Но, хотя последовал регулярный парламент — хотя квази-император был избран в лице эрцгерцога Иоанна Австрийского, и его путь, когда он направлялся во Франкфурт, был совершенным триумфальным шествием — хотя он выбрал своих министров, поставил их работать, и парламент прогрессировал со своей конституцией, и это продолжалось почти год, все же то, что проницательные министры некоторых суверенов, несомненно, предвидели и ждали, пришло. Радикалы опередили своих более мудрых и рациональных братьев и взялись за оружие. Они разрушили бы сразу те суверенитеты, которые умерли бы от медленного действия времени, если бы центральное правительство было полностью установлено и мудро управляемо. Но это новое правительство скорее совещалось, чем действовало. То, что больше всего остального возбуждает немецкий ум — вопрос Шлезвиг-Гольштейна, идентифицированный, как он есть, с великим вопросом единства тевтонской расы — не было взято правительством во Франкфурте, а тем, что в Берлине. В то же время различные правительства Баварии, Пруссии и Австрии получили господство над своими собственными внутренними революциями, так что они могли действовать более свободно. Австрия отозвала домой своего эрцгерцога и своих членов во Франкфуртском парламенте, и, наконец, все движение утихло в старый порядок вещей.

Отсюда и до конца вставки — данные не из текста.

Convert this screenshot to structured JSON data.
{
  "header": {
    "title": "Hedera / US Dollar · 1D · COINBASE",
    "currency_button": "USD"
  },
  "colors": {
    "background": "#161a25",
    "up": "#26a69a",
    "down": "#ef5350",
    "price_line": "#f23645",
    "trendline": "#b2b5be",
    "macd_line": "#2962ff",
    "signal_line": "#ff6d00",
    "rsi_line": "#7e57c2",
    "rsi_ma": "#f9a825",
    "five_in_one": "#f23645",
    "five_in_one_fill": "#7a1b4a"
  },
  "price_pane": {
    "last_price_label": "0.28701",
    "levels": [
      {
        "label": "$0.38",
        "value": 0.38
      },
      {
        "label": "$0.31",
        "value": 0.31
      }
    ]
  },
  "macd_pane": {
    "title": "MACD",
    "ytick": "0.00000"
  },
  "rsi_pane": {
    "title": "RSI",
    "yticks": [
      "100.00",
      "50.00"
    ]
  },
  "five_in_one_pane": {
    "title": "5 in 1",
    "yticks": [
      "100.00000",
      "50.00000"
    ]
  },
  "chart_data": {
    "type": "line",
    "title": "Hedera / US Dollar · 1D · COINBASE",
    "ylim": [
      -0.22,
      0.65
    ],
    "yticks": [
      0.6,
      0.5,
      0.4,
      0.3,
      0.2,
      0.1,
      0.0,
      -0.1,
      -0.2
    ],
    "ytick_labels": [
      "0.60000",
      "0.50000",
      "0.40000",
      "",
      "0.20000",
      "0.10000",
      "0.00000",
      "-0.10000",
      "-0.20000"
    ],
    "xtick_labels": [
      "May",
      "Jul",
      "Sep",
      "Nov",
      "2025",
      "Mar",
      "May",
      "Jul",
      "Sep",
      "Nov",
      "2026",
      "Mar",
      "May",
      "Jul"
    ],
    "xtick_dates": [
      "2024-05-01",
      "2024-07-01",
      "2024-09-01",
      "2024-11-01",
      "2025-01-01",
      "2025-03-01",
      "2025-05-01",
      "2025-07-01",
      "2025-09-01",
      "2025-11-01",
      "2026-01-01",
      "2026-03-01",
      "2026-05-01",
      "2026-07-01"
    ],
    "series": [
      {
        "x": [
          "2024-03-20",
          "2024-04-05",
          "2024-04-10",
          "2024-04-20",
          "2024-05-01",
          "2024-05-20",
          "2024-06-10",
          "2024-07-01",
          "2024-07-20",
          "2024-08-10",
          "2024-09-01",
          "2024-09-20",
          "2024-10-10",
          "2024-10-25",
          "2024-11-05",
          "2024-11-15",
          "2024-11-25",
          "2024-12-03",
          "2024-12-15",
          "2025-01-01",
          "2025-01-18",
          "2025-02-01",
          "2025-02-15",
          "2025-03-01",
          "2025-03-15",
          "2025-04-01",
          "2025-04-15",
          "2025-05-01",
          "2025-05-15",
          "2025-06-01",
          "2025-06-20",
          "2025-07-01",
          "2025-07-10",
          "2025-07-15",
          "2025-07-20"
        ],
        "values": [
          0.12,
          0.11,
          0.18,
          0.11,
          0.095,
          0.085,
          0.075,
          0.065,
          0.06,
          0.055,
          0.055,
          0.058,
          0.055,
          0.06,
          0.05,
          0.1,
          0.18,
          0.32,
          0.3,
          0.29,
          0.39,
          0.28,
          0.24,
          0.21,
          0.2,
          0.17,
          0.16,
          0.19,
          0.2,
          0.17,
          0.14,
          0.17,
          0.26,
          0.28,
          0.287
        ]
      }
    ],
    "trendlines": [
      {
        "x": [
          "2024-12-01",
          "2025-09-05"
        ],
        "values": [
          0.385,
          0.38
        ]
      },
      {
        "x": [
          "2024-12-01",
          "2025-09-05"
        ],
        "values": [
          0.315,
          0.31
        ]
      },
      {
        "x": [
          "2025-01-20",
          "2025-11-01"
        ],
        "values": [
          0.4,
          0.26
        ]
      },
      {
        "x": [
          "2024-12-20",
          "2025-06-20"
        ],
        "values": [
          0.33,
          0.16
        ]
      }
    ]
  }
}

Различные правительства были теперь в положении, в котором они могли наказать тех возмутителей своего спокойствия, которые поставили под угрозу само их существование. Из них д-р Нейман был одним, и в 1852 году он был уведомлен, что его лекции больше не нужны в университете Мюнхена. Несомненно, думали, что он сделает некоторые незначительные формальные уступки и ему будет позволено продолжать свои активные обязанности, как это делали другие. Но он чувствовал себя слишком независимым. У него были средства, чтобы жить. Его пенсион не мог быть удержан. Он мог теперь, более того, отдать свои индивидуальные силы авторству, не чувствуя себя стесненным мыслью, что у него есть правительство, которое нужно радовать. Он упорствовал в этом курсе, несмотря на прямое желание философского факультета о его возвращении к активной службе в университете.
Он был занят историей Британской империи в Индии. Этому он уделил повышенное внимание и опубликовал ее несколько лет назад; но индийский мятеж, разразившийся вскоре после ее публикации, привел его к тому, чтобы обрисовать его историю в качестве приложения. Его исследования на Востоке привели его в контакт с особенной историей Японской империи, и он набросал попутно краткую историю Японии, посвятив главу результатам американской экспедиции туда.
Именно во время преследования своих запросов в историю Восточной Азии он встретил такие свидетельства коммерческого предпринимательства Соединенных Штатов и получил такие взгляды на будущее нашей страны, чтобы зачать мысль о написании ее истории для немецкого народа, начиная с войны 1812 года, точки, в которой он считал наш удивительный рост и расширение начавшимися; и задолго до завершения своей истории Британской Индии он собирал материал для этой работы. Он обнаружил, однако, что не может начать с точки, которую выбрал, не наткнувшись на корни и грубо не разорвав их, которые глубоко проникли в почву всех более ранних периодов нашего существования. Его план был поэтому расширен.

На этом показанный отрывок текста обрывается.